Há muito que a educação pública brasileira acumula indicadores vexatórios — por isso, qualquer tentativa de mudar esse cenário merece ser estudada com seriedade. Na mais recente edição do Pisa, ranking global que monitora o ensino em 81 nações, o Brasil ocupou o 52º lugar em leitura, 62º em ciências e 65º em matemática. Em quase vinte anos de aplicação do Índice de Desenvolvimento da Educação Básica (Ideb), que utiliza uma escala de qualidade de 0 a 10, nenhuma rede estadual do país chegou à nota 5 no ensino médio. Entre 2011 e 2021, tanto São Paulo quanto Paraná superaram as médias nacionais nessa métrica (respectivamente, 4,4 e 4,6 em 2021) e estiveram entre as primeiras posições entre os estados, o que sugere que os ensinos paulista e paranaense caminham na direção certa, embora ainda haja longa estrada a percorrer. “Não estamos conformados, queremos nos comparar com os melhores países da América Latina”, diz Roni Miranda, secretário do Paraná.
Os planos de gestão mista de São Paulo e Paraná têm precedentes internacionais. No exterior, o modelo mais frequente é o das charter schools, escolas inteiramente geridas por organizações sem fins lucrativos custeadas por verba pública. Há tantos resultados positivos quanto negativos nesse esquema. “Não existe bala de prata para o desafio da educação brasileira, mas essas propostas tornam mais sustentável a missão de entregar ensino público de qualidade, desde que a autonomia do Estado sobre o currículo seja respeitada”, diz Claudia Costin, professora da FGV e ex-diretora de Educação do Banco Mundial.
Um receio comum é que haja prejuízo no ensino, mesmo com a divisão de tarefas. “Todos os funcionários da instituição são responsáveis pelo acolhimento e formação do estudante”, diz Anna Helena Altenfelder, presidente do Conselho de Administração do Cenpec.

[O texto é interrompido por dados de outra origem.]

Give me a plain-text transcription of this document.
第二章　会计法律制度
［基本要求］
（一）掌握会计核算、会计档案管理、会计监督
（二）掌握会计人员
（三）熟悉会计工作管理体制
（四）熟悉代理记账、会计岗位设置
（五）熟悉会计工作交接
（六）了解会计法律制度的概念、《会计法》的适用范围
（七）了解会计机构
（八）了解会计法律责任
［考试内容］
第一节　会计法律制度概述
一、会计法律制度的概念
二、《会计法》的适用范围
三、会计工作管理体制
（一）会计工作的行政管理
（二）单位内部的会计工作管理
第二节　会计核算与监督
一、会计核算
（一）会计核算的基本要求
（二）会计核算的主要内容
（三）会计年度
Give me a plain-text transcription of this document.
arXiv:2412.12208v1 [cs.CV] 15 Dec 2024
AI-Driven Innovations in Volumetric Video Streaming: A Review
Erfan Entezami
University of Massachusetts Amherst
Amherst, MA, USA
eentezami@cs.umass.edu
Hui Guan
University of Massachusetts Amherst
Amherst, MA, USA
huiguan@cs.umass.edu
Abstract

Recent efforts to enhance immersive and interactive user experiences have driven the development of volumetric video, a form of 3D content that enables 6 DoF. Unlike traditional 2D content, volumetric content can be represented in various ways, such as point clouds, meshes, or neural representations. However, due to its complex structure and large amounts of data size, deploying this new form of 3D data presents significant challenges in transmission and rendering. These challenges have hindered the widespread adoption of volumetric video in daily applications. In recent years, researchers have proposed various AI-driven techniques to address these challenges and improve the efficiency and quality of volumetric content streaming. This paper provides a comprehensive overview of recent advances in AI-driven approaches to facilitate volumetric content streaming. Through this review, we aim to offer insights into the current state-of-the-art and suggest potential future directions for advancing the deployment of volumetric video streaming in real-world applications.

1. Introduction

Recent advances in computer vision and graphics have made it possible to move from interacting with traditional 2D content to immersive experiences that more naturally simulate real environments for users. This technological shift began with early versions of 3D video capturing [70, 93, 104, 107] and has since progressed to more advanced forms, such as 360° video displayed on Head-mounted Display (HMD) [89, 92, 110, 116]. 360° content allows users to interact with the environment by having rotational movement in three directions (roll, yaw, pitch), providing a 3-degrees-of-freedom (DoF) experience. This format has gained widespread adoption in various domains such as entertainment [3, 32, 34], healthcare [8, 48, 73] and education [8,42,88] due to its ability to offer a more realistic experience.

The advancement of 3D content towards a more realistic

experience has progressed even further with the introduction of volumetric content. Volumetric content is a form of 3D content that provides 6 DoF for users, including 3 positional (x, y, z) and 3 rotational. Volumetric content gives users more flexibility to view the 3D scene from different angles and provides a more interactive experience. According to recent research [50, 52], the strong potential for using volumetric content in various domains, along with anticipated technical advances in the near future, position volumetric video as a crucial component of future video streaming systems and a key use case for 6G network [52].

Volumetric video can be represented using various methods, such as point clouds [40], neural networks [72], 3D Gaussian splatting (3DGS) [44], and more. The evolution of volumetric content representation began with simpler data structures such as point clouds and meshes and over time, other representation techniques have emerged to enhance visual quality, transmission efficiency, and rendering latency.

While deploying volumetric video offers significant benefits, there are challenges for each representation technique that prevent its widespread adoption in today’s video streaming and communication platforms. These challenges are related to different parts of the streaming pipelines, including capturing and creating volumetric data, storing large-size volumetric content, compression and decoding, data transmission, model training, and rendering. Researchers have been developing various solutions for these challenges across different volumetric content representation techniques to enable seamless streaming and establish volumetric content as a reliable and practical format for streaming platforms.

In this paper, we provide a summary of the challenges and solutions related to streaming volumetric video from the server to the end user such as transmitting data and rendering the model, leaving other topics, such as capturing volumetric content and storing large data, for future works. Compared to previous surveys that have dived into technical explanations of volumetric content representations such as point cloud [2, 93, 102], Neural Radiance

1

Defensores da medida ressaltam que a terceirização das atividades de suporte já existe, mas a fragmentação e a burocracia estatal tornam os processos lentos e ineficazes. O fato é que o atual modelo, mesmo recebendo uma das maiores fatias dos orçamentos — 25% no caso dos estados —, não mostra resultados. Nesse sentido, as experiências em São Paulo e no Paraná podem levar a algum choque de gestão nas escolas do país. Diante do retrospecto anterior, não há dúvidas de que vale a pena fazer essa lição de casa.